For employers, this means that any IRS retirement-plan-qualification rule, or any provision of ERISA that applies to your retirement plan based on a participant’s marital status, must apply to a same-sex marriage. An amendment is generally only required if your plan’s terms are inconsistent with the Windsor decision or related guidance (e.g., your plan defines “spouse” as an opposite-sex individual or determines marital status based on a state law that doesn’t recognize same-sex marriages).
The Windsor decision was released and effective on June 26, 2013. For the period beginning June 26, 2013, and ending September 15, 2013, a qualified plan could limit recognition of same-sex marriage to a participant who lived in a state that recognized same-sex marriage (“place of domicile”). Beginning September 16, 2013, retirement plans were required to apply the “state-of-celebration” rule.
Under the state-of-celebration rule, individuals are considered married if the marriage was validly entered into in any state or foreign country, regardless of where they live. Your retirement plan needs an amendment if your plan’s definition of spouse does not comply with Windsor. In addition, if you administered the plan using the place of domicile rule in 2013, your plan or administrative procedures should be amended to reflect the use of that rule.

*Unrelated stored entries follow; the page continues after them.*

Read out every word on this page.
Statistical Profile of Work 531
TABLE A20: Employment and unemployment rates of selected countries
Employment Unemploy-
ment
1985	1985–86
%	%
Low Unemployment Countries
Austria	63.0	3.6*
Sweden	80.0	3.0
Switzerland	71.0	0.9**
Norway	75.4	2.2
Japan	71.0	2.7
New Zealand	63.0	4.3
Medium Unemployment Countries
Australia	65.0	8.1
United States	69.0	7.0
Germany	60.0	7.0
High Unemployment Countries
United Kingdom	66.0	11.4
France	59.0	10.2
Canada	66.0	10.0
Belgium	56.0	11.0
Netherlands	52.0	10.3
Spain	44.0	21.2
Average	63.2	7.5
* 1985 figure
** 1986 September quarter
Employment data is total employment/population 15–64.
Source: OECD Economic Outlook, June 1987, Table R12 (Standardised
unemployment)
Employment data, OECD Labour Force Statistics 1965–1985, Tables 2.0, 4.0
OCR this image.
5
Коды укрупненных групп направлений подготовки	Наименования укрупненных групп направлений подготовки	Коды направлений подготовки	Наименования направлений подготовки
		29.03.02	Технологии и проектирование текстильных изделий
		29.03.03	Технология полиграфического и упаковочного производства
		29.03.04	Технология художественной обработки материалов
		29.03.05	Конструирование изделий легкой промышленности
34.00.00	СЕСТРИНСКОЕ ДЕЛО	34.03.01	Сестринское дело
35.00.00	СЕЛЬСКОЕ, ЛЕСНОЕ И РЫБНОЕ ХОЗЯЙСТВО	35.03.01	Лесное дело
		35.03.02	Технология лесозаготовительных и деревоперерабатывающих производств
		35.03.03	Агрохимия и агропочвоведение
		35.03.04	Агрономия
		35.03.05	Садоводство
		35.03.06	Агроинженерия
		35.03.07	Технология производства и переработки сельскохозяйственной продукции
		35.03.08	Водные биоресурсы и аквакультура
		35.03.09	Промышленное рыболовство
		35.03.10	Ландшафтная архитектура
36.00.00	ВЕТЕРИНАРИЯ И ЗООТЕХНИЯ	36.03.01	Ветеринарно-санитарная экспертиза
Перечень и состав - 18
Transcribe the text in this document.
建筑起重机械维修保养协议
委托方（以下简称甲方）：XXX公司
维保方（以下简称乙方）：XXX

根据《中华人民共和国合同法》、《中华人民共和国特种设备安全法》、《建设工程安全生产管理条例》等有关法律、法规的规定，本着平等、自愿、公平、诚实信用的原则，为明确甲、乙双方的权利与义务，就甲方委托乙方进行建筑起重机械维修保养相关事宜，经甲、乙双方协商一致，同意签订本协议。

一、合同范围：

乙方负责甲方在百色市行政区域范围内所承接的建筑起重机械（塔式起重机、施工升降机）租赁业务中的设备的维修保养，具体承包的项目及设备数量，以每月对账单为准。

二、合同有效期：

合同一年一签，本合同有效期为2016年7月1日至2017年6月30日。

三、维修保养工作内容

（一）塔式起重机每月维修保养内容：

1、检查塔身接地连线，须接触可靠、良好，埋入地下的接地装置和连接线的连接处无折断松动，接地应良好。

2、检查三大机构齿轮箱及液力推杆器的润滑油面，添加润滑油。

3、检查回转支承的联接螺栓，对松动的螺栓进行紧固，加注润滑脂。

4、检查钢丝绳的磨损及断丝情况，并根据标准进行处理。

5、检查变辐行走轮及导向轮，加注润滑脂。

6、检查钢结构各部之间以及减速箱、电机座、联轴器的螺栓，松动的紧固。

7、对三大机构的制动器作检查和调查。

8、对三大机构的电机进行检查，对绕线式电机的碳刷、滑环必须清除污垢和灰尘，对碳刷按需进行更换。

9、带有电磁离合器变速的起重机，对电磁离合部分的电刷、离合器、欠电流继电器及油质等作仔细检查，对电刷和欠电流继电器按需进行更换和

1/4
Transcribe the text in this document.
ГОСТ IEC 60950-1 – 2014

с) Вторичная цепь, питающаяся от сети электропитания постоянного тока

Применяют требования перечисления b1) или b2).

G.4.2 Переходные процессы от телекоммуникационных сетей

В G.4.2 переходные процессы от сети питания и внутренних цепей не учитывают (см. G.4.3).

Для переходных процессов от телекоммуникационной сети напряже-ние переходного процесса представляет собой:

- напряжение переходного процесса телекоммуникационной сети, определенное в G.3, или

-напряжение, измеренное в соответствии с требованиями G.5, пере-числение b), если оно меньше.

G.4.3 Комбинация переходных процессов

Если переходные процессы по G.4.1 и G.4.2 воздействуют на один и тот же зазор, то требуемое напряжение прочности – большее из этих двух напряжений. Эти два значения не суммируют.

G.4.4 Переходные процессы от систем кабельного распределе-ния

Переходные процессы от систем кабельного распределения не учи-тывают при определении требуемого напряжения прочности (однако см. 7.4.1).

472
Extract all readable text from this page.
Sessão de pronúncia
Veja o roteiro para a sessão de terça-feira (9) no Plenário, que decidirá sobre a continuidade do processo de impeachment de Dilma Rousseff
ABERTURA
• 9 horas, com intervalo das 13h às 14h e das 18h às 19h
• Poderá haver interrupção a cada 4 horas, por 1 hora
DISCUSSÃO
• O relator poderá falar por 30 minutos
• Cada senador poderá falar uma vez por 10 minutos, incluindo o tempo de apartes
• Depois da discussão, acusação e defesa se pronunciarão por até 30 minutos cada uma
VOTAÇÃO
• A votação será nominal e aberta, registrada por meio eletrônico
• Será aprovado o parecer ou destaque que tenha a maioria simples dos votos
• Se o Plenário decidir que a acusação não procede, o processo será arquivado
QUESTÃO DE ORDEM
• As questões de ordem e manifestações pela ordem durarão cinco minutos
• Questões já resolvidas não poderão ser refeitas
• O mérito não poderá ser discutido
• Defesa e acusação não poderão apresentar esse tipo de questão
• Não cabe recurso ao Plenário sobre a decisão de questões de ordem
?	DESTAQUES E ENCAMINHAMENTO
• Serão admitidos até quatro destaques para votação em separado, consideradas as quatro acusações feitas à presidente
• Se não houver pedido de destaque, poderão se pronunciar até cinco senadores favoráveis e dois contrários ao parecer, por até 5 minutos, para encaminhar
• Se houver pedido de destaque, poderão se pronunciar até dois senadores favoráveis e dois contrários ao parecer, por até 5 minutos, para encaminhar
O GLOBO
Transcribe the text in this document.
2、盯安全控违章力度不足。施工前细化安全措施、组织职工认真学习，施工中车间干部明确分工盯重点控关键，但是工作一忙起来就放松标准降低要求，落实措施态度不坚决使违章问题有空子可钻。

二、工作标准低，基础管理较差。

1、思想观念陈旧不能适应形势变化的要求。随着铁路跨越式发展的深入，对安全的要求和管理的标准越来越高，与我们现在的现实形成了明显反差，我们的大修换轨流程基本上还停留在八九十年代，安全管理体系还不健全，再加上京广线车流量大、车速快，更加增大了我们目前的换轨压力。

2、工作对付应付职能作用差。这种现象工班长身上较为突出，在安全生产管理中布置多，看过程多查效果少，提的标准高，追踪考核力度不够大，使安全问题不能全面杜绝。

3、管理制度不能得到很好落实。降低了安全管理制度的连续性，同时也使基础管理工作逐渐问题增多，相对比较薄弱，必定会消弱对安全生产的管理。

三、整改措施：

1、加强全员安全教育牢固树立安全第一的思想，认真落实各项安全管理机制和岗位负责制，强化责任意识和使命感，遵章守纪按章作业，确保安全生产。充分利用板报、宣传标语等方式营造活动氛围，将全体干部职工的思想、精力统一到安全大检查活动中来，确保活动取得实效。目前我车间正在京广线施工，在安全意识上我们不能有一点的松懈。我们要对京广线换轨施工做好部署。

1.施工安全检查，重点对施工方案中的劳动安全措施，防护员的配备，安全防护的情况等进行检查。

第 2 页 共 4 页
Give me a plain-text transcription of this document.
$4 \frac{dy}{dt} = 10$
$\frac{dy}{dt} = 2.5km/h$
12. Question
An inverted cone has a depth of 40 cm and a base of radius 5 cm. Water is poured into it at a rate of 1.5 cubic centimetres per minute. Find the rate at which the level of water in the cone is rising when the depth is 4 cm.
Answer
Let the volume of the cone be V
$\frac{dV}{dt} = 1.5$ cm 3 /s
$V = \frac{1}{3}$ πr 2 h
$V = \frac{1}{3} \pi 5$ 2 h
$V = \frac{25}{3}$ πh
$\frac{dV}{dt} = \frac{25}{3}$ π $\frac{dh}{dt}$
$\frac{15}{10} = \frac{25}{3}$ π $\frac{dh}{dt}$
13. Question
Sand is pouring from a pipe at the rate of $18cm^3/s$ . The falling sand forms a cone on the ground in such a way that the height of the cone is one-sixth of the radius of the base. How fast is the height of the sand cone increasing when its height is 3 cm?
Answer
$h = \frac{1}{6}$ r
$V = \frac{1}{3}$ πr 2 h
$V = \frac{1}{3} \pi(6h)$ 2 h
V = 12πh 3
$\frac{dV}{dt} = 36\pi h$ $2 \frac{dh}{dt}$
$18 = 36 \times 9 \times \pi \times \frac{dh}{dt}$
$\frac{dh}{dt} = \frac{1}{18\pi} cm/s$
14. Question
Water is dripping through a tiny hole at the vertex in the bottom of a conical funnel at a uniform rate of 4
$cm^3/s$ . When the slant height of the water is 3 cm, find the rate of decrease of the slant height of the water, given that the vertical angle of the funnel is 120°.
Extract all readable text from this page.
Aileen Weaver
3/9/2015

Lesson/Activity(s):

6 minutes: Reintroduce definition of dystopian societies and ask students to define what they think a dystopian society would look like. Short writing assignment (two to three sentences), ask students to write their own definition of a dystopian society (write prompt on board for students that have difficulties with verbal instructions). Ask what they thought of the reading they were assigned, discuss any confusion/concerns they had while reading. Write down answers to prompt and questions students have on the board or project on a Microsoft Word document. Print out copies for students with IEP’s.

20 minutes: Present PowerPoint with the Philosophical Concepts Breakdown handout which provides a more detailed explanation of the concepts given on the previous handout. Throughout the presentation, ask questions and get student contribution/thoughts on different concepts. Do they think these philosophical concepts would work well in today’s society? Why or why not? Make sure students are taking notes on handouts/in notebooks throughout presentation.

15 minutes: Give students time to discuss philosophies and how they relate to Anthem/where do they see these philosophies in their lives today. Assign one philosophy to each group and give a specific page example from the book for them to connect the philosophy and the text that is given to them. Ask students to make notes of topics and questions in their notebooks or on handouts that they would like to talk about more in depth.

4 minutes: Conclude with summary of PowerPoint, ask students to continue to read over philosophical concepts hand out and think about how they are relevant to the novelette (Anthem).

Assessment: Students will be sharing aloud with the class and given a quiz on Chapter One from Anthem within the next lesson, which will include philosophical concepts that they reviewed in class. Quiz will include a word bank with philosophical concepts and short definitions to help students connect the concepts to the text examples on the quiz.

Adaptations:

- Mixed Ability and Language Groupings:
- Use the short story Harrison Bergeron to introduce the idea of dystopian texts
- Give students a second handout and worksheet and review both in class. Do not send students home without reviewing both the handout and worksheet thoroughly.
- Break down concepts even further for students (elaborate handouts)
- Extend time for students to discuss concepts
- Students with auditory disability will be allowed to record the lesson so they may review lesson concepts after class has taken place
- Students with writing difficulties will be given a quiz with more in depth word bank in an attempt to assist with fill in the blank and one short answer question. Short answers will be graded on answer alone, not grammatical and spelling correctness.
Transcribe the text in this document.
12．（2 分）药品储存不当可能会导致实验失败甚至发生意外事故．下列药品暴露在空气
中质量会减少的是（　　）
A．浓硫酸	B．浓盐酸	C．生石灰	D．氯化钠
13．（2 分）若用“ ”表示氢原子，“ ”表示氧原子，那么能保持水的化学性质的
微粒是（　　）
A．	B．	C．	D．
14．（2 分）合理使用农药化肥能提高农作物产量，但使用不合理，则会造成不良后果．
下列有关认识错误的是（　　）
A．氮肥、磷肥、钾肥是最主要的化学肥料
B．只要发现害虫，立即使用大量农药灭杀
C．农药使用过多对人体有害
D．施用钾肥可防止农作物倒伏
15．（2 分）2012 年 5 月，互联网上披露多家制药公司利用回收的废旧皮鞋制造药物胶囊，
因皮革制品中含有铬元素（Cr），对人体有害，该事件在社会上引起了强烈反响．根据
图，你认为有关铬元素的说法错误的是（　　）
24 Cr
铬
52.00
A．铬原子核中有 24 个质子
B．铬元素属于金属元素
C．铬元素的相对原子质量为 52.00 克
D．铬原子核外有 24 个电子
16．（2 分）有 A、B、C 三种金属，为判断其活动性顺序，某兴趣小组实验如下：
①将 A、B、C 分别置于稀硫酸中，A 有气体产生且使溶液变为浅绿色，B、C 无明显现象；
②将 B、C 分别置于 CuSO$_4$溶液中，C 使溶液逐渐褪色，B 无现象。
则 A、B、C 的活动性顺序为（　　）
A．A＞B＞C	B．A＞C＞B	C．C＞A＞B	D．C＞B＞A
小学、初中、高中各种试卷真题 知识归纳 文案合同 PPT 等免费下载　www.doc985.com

There are numerous retirement-plan provisions that are impacted by the Windsor decision and an employer must consider same-sex spouses when applying the:
Qualified Joint and Survivor Annuity and Qualified Preretirement Survivor Annuity requirements applicable to defined benefit plans and defined contribution plans with annuities;
beneficiary designations and spousal consent requirements to designate a non-spouse beneficiary;
spousal-consent rules for hardship and in-service distributions or loans;
rollover rules allowing a spouse beneficiary of a deceased participant to roll over plan benefits to an IRA or other eligible retirement plan;
QDRO rules for a division of marital property under state domestic relations law; and
spousal-attribution rules which treat stock owned by a spouse as owned by a participant for purposes of applying certain nondiscrimination and controlled group rules; or when
determining whether the participant has a hardship such as medical, funeral, or tuition expenses for a spouse;
There are still many open issues regarding the application of Windsor on an administrative level. Be cautious in crafting administrative policies to ensure the guidelines are properly implemented and administratively consistent.